UB-Mannheim / ocr-fileformat

Validate and transform various OCR file formats (hOCR, ALTO, PAGE, FineReader)
https://digi.bib.uni-mannheim.de/ocr-fileformat/
MIT License
176 stars 23 forks source link

alto to text: too many spaces #129

Closed jbarth-ubhd closed 2 years ago

jbarth-ubhd commented 3 years ago

Example alto excerpt:

<TextLine><String CONTENT="Wappen:"/><SP/><String CONTENT="Heimstatt;"/><SP/><String CONTENT="Heimstatt,">... ...

converts to text

Wappen:␣␣Heimstatt;␣␣Heimstatt,␣␣Neipperg,␣␣Gemmingen ... ...
kba commented 3 years ago

You mean every <SP/> results in two spaces, not one?

jbarth-ubhd commented 3 years ago

I don't know where the two spaces exactly come from, but there should only 1 I'd say.

kba commented 3 years ago

ALTO-to-Text transformation is using @filak's XSLT (https://github.com/filak/hOCR-to-ALTO/blob/master/alto__text.xsl), this needs to be fixed upstream.

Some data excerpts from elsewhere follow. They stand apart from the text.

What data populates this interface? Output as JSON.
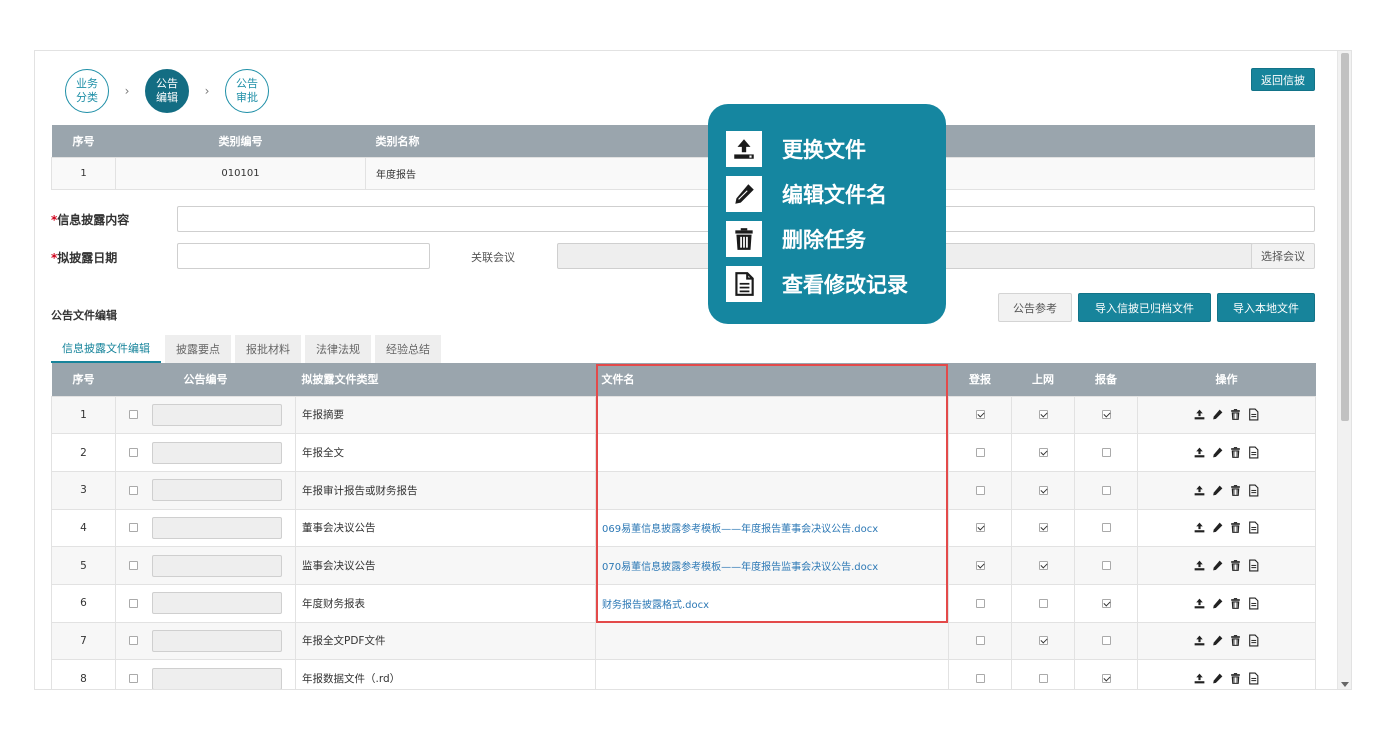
{
  "steps": [
    {
      "line1": "业务",
      "line2": "分类"
    },
    {
      "line1": "公告",
      "line2": "编辑"
    },
    {
      "line1": "公告",
      "line2": "审批"
    }
  ],
  "return_button": "返回信披",
  "category_table": {
    "headers": [
      "序号",
      "类别编号",
      "类别名称"
    ],
    "row": {
      "index": "1",
      "code": "010101",
      "name": "年度报告"
    }
  },
  "form": {
    "disclosure_content_label": "*信息披露内容",
    "planned_date_label": "*拟披露日期",
    "related_meeting_label": "关联会议",
    "select_meeting_button": "选择会议"
  },
  "section_title": "公告文件编辑",
  "action_buttons": {
    "reference": "公告参考",
    "import_archived": "导入信披已归档文件",
    "import_local": "导入本地文件"
  },
  "tabs": [
    "信息披露文件编辑",
    "披露要点",
    "报批材料",
    "法律法规",
    "经验总结"
  ],
  "file_table": {
    "headers": [
      "序号",
      "公告编号",
      "拟披露文件类型",
      "文件名",
      "登报",
      "上网",
      "报备",
      "操作"
    ],
    "rows": [
      {
        "index": "1",
        "type": "年报摘要",
        "file": "",
        "paper": true,
        "web": true,
        "filing": true
      },
      {
        "index": "2",
        "type": "年报全文",
        "file": "",
        "paper": false,
        "web": true,
        "filing": false
      },
      {
        "index": "3",
        "type": "年报审计报告或财务报告",
        "file": "",
        "paper": false,
        "web": true,
        "filing": false
      },
      {
        "index": "4",
        "type": "董事会决议公告",
        "file": "069易董信息披露参考模板——年度报告董事会决议公告.docx",
        "paper": true,
        "web": true,
        "filing": false
      },
      {
        "index": "5",
        "type": "监事会决议公告",
        "file": "070易董信息披露参考模板——年度报告监事会决议公告.docx",
        "paper": true,
        "web": true,
        "filing": false
      },
      {
        "index": "6",
        "type": "年度财务报表",
        "file": "财务报告披露格式.docx",
        "paper": false,
        "web": false,
        "filing": true
      },
      {
        "index": "7",
        "type": "年报全文PDF文件",
        "file": "",
        "paper": false,
        "web": true,
        "filing": false
      },
      {
        "index": "8",
        "type": "年报数据文件（.rd）",
        "file": "",
        "paper": false,
        "web": false,
        "filing": true
      }
    ]
  },
  "callout": {
    "items": [
      {
        "icon": "upload-icon",
        "label": "更换文件"
      },
      {
        "icon": "pencil-icon",
        "label": "编辑文件名"
      },
      {
        "icon": "trash-icon",
        "label": "删除任务"
      },
      {
        "icon": "document-icon",
        "label": "查看修改记录"
      }
    ]
  },
  "colors": {
    "accent": "#17849b",
    "header_gray": "#9aa5ad",
    "callout": "#1586a0",
    "highlight": "#e34a4a"
  }
}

Can you open an issue there as well pls?

jbarth-ubhd commented 3 years ago

opened: https://github.com/filak/hOCR-to-ALTO/issues/22

kba commented 3 years ago

fix: #130

stweil commented 2 years ago

So is this issue fixed and can it be closed?

kba commented 2 years ago

So is this issue fixed and can it be closed?

Yes, it has been fixed. If you have an older installation of ocr-fileformat (before feb 2021), you'll need to re-clone hOCR-to-ALTO:

rm vendor/hOCR-to-ALTO
make vendor install

(we should really use git submodules to make tracking changes and updating easier)